Míriam Leitão: A firmeza da esperança

A Petrobras recebeu, dias atras, mais uma parte do dinheiro que tem sido devolvido pela Lava-Jato. Um ato concreto que reforça a esperança de que o combate à corrupção nos leve a um país melhor. Dias antes, a Polícia Federal cometera uma desastrada ação na UFMG, numa investigação que repetiu alguns dos erros da operação na UFSC, que levou à morte do reitor Luiz Cancellier.
Foto: FUP
Foto: FUP

A Petrobras recebeu, dias atras, mais uma parte do dinheiro que tem sido devolvido pela Lava-Jato. Um ato concreto que reforça a esperança de que o combate à corrupção nos leve a um país melhor. Dias antes, a Polícia Federal cometera uma desastrada ação na UFMG, numa investigação que repetiu alguns dos erros da operação na UFSC, que levou à morte do reitor Luiz Cancellier.

A Polícia Federal cometeu evidentes abusos e truculência ao executar a ordem de levar o reitor Jaime Ramirez e a vice-reitora Sandra Goulart para depor. A PF está investigando dúvidas sobre a obra do Memorial da Anistia Política. E por isso estendeu a operação a outras pessoas que estão dentro do projeto da pesquisa do acervo, além das obras físicas.

O Ministério Público foi contra o pedido de condução coercitiva, aprovando apenas a busca e apreensão de documentos. Mesmo assim, a juíza substituta Raquel Lima aprovou o pedido da Polícia Federal. A PF diz que a obra está paralisada e que gastou R$ 20 milhões. E ainda teria feito uma exposição irregular de documentos em outro lugar apenas para constar.

O fato é que a decisão, tomada na gestão anterior da direção da UFMG, foi de construir esse memorial aproveitando um antigo prédio da universidade, chamado de coleginho, porque abrigou o colégio de aplicação. A construtora JRN, contratada para fazer a obra, na qual constava também um prédio de dois andares, para a parte administrativa, cometeu um erro grave. Não avaliou se a fundação do coleginho suportava a obra. Quando colocou o novo telhado, as paredes começaram a ruir. A UFMG entrou na Justiça contra a construtora. Aí veio a mudança para o governo Temer, e o repasse dos recursos do Ministério da Justiça foram suspensos e, por isso, a obra está parada.

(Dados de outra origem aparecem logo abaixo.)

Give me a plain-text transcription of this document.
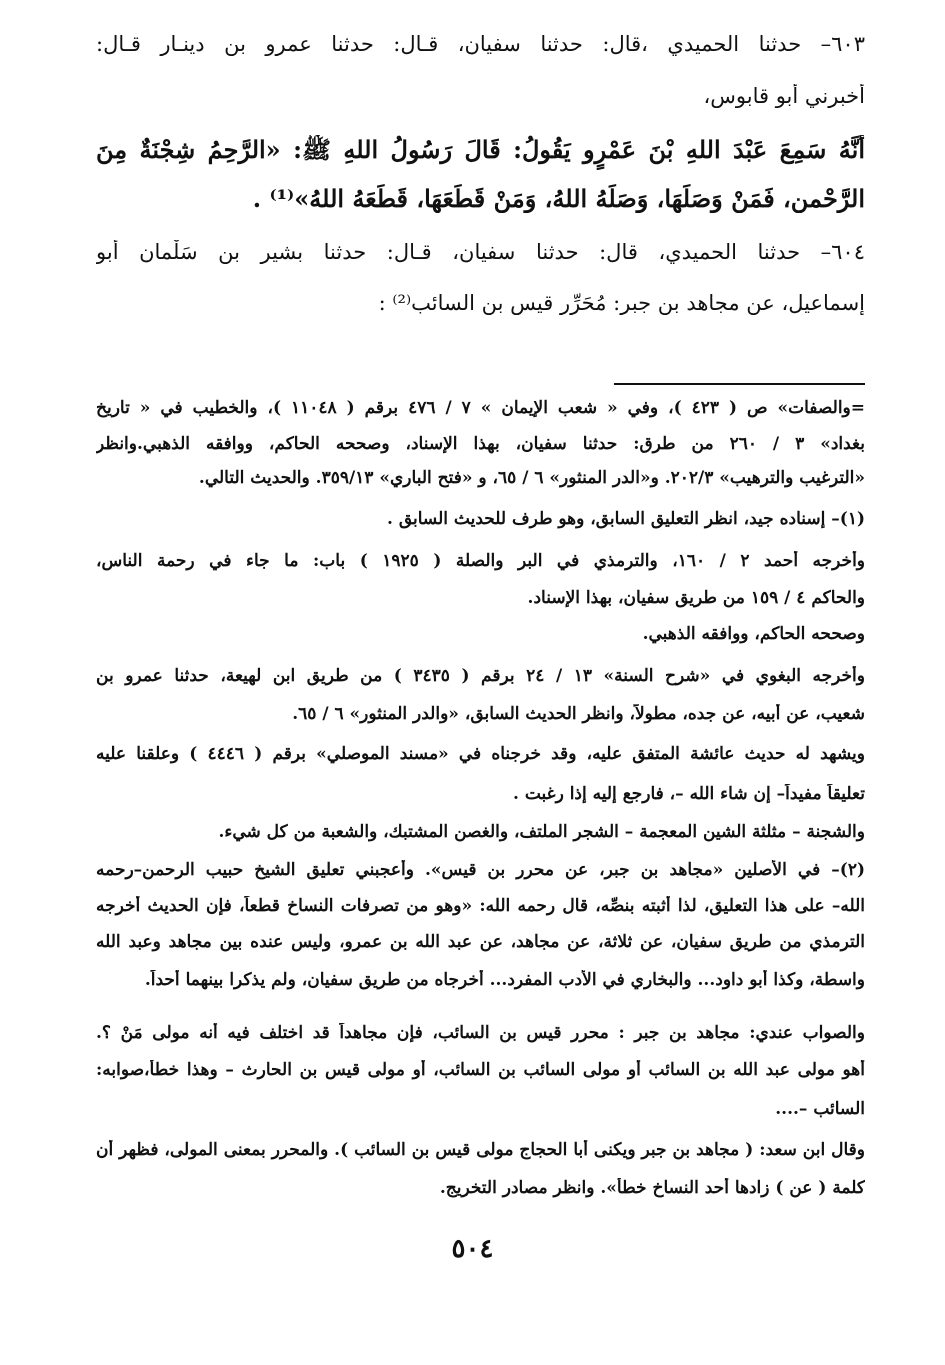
٦٠٣– حدثنا الحميدي ،قال: حدثنا سفيان، قـال: حدثنا عمرو بن دينـار قـال:
أخبرني أبو قابوس،
أَنَّهُ سَمِعَ عَبْدَ اللهِ بْنَ عَمْرٍو يَقُولُ: قَالَ رَسُولُ اللهِ ﷺ: «الرَّحِمُ شِجْنَةٌ مِنَ
الرَّحْمنِ، فَمَنْ وَصَلَهَا، وَصَلَهُ اللهُ، وَمَنْ قَطَعَهَا، قَطَعَهُ اللهُ»⁽¹⁾ .
٦٠٤– حدثنا الحميدي، قال: حدثنا سفيان، قـال: حدثنا بشير بن سَلْمان أبو
إسماعيل، عن مجاهد بن جبر: مُحَرِّرٍ قيس بن السائب⁽²⁾ :
=والصفات» ص ( ٤٢٣ )، وفي « شعب الإيمان » ٧ / ٤٧٦ برقم ( ١١٠٤٨ )، والخطيب في « تاريخ
بغداد» ٣ / ٢٦٠ من طرق: حدثنا سفيان، بهذا الإسناد، وصححه الحاكم، ووافقه الذهبي.وانظر
«الترغيب والترهيب» ٢٠٢/٣. و«الدر المنثور» ٦ / ٦٥، و «فتح الباري» ٣٥٩/١٣. والحديث التالي.
(١)– إسناده جيد، انظر التعليق السابق، وهو طرف للحديث السابق .
وأخرجه أحمد ٢ / ١٦٠، والترمذي في البر والصلة ( ١٩٢٥ ) باب: ما جاء في رحمة الناس،
والحاكم ٤ / ١٥٩ من طريق سفيان، بهذا الإسناد.
وصححه الحاكم، ووافقه الذهبي.
وأخرجه البغوي في «شرح السنة» ١٣ / ٢٤ برقم ( ٣٤٣٥ ) من طريق ابن لهيعة، حدثنا عمرو بن
شعيب، عن أبيه، عن جده، مطولاً، وانظر الحديث السابق، «والدر المنثور» ٦ / ٦٥.
ويشهد له حديث عائشة المتفق عليه، وقد خرجناه في «مسند الموصلي» برقم ( ٤٤٤٦ ) وعلقنا عليه
تعليقاً مفيداً– إن شاء الله –، فارجع إليه إذا رغبت .
والشجنة – مثلثة الشين المعجمة – الشجر الملتف، والغصن المشتبك، والشعبة من كل شيء.
(٢)– في الأصلين «مجاهد بن جبر، عن محرر بن قيس». وأعجبني تعليق الشيخ حبيب الرحمن–رحمه
الله– على هذا التعليق، لذا أثبته بنصِّه، قال رحمه الله: «وهو من تصرفات النساخ قطعاً، فإن الحديث أخرجه
الترمذي من طريق سفيان، عن ثلاثة، عن مجاهد، عن عبد الله بن عمرو، وليس عنده بين مجاهد وعبد الله
واسطة، وكذا أبو داود... والبخاري في الأدب المفرد... أخرجاه من طريق سفيان، ولم يذكرا بينهما أحداً.
والصواب عندي: مجاهد بن جبر : محرر قيس بن السائب، فإن مجاهداً قد اختلف فيه أنه مولى مَنْ ؟.
أهو مولى عبد الله بن السائب أو مولى السائب بن السائب، أو مولى قيس بن الحارث – وهذا خطأ،صوابه:
السائب –....
وقال ابن سعد: ( مجاهد بن جبر ويكنى أبا الحجاج مولى قيس بن السائب ). والمحرر بمعنى المولى، فظهر أن
كلمة ( عن ) زادها أحد النساخ خطأً». وانظر مصادر التخريج.
٥٠٤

Nesse meio tempo, a pesquisa que havia sido contratada, de documentos para o acervo, que seria exposto no museu, já estava bem adiantada. A decisão foi montar a exposição temporária em outro lugar. A PF achou isso suspeito e disse que o Ministério da Justiça vetou a exposição temporária, mas dois representantes do Ministério estiveram na inauguração da mostra.

O nome que a Polícia Federal deu à operação é um acinte e um alerta. Parece apenas um detalhe, mas é revelador. A expressão “esperança equilibrista”, para batizar a operação, remete à música hino de uma geração na luta contra o arbítrio que se abateu por duas décadas sobre o Brasil e tem um tom inequívoco de fazer blague com questão séria. Aldir Blanc, um dos autores da música, repudiou seu uso indevido. O que quiseram dizer os policiais ao usar esse nome? Foi entendido pela Comissão da Verdade em Minas Gerais, que não está ligada ao que está sendo investigado, como um “evidente ataque de setores conservadores e autoritários contra a Universidade brasileira e tudo o que essas instituições representam para o Brasil”.

O combate à corrupção está em momento decisivo. De um lado alimenta a esperança de enfrentamento de um problema que ameaça a própria democracia. Por outro lado, não pode ceder ao oportunismo de uma época em que há um fortalecimento do conservadorismo social e político do país. De um lado, tem sido atacada por poderosos que se sentem ameaçados por ela, por outro, pode perder o apoio da opinião pública se repetir erros como os que levaram à morte o reitor da UFSC.

Todos são iguais perante a lei, mas um Geddel é diferente de um Cancellier. É preciso entender isso. É legítimo que os órgãos de controle tenham dúvidas sobre o uso do dinheiro público e que as investiguem. Mas a maneira de atuar na apuração de crimes cometidos por pessoas sobre as quais pesam dúvidas sólidas e recorrentes, e que tenham poder de influir na própria investigação, é necessariamente diferente da apuração de dúvidas existentes em decisões de funcionário público sem qualquer histórico de comportamento indevido. O que houve em Belo Horizonte não é Lava-Jato. É uma investigação corriqueira que poderia ter sido feita de outra maneira. Escolhendo a truculência, a Polícia Federal começa a trilhar um caminho perigoso que pode quebrar a confiança em todo o delicado processo no qual o país se equilibra.